В некотором смысле это даже более правильный путь, поскольку наша традиция требует, чтобы никто не использовал своё обучение в качестве получения дополнительных наград. Нынешняя система оплаты труда раввина основана на тонкой пилпулистической[117] казуистике, которая утверждает, что община платит не за учёность и знания, а за то время, когда он не может зарабатывать на жизнь, выполняя функции раввина.
– Скажи мне, Дэвид, ты устал быть раввином?
– Почему ты спрашиваешь?
– Потому что ты был рабби двадцать лет. Если бы ты занялся чем-то другим, юриспруденцией или бизнесом, я уверена, что нам было бы намного лучше в финансовом отношении. Так что, если ты откажешься от этого сейчас, у меня возникнет ощущение, что эти двадцать лет были потрачены впустую.

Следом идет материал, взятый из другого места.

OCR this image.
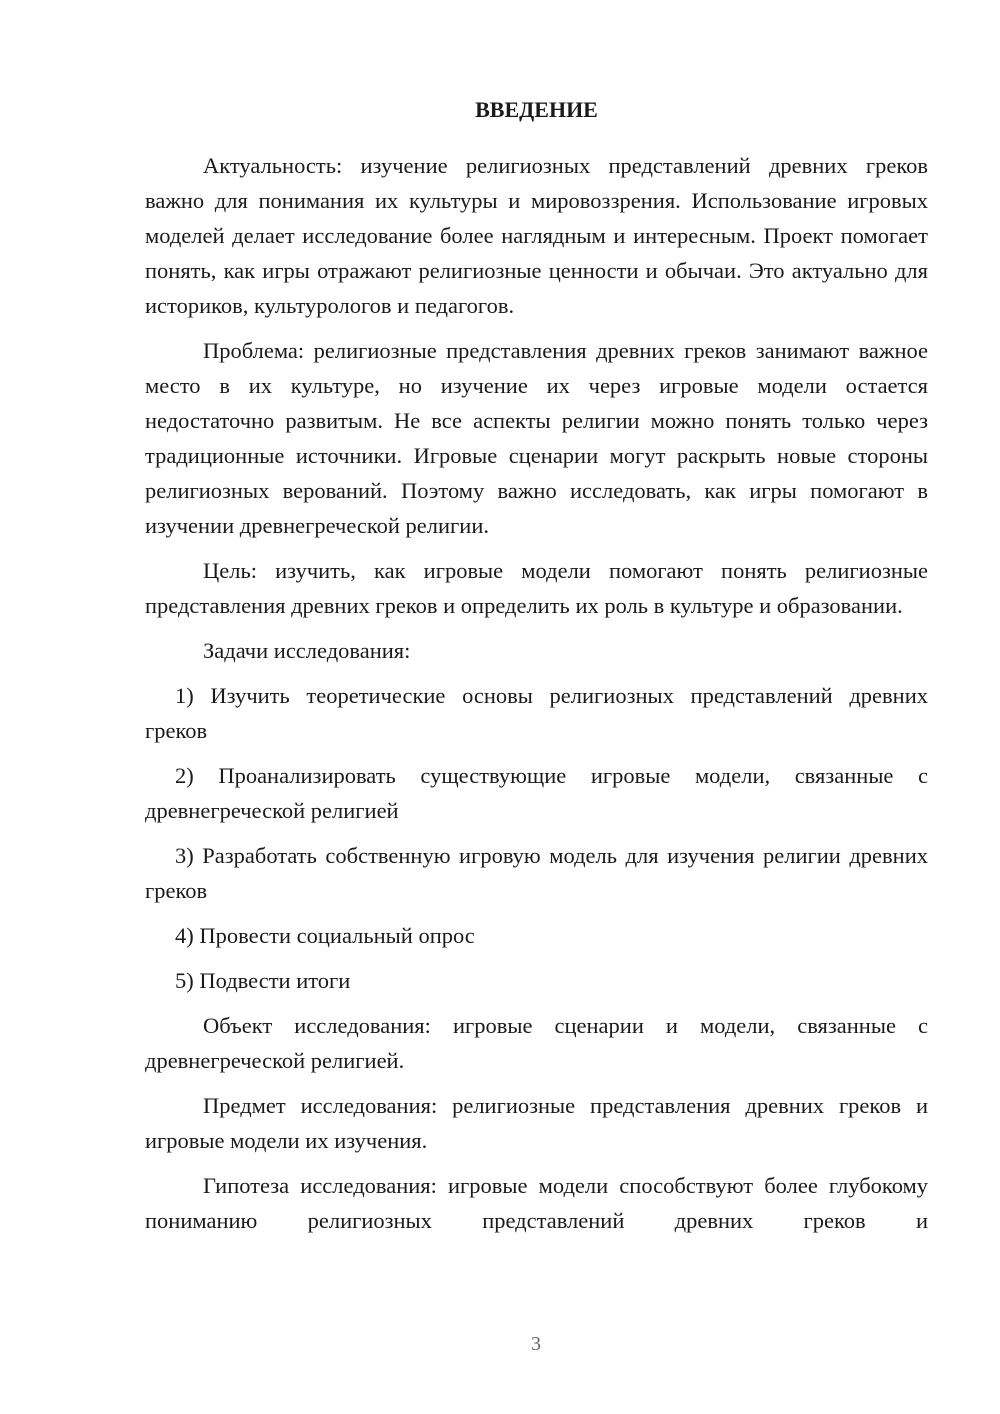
ВВЕДЕНИЕ

Актуальность: изучение религиозных представлений древних греков важно для понимания их культуры и мировоззрения. Использование игровых моделей делает исследование более наглядным и интересным. Проект помогает понять, как игры отражают религиозные ценности и обычаи. Это актуально для историков, культурологов и педагогов.

Проблема: религиозные представления древних греков занимают важное место в их культуре, но изучение их через игровые модели остается недостаточно развитым. Не все аспекты религии можно понять только через традиционные источники. Игровые сценарии могут раскрыть новые стороны религиозных верований. Поэтому важно исследовать, как игры помогают в изучении древнегреческой религии.

Цель: изучить, как игровые модели помогают понять религиозные представления древних греков и определить их роль в культуре и образовании.

Задачи исследования:

1) Изучить теоретические основы религиозных представлений древних греков

2) Проанализировать существующие игровые модели, связанные с древнегреческой религией

3) Разработать собственную игровую модель для изучения религии древних греков

4) Провести социальный опрос

5) Подвести итоги

Объект исследования: игровые сценарии и модели, связанные с древнегреческой религией.

Предмет исследования: религиозные представления древних греков и игровые модели их изучения.

Гипотеза исследования: игровые модели способствуют более глубокому пониманию религиозных представлений древних греков и

3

– Нет, Мириам, я не устал быть раввином. Если учесть всё случившееся, это были очень приятные двадцать лет. – Он потёр челюсть, пытаясь помочь умственной деятельности. – Но если рабби действительно заботится о своей конгрегации, и если община – не просто стадо овец, которые думают о нём, как о своём пастухе, то периодически должна вспыхивать драка. Как в хорошем браке, – добавил он.
Мириам хихикнула.
– Мужская или женская обувь? – спросила она.
– Что?
– В своём магазине ты будешь продавать мужскую или женскую обувь?
– О, женскую, конечно, и я бы ограничил торговлю небольшими размерами, чтобы привлечь молодых и симпатичных.
Тут на лестнице послышались шаги, и вошёл Джонатон, зевая и потягиваясь.
– Эй, папа, мы едем или идём?
Прежде чем рабби успел ответить, Мириам сказала:
– Отец сегодня не пойдёт к миньяну, Джонатон, и я думаю, что было бы лучше, если бы ты по утрам тоже молился дома.
– Ладно. Я пойду наверх. – В будние дни так и было, а в субботу и воскресенье – когда нет занятий – Джонатон сопровождал отца к миньяну. И, конечно, он предпочитал домашние молитвы, так как это быстрее, и не требовалось ждать, чтобы набралось десять человек, необходимые для миньяна.
Когда он ушёл, рабби заметил:
– Знаешь, Мириам, мне просто пришло в голову, что Джонатан не намного моложе юного Крамера.
– И?
– И если бы он во что-то вляпался…– Он ненадолго замолчал. Затем продолжил: – Я собираюсь немного покататься по Глен-лейн.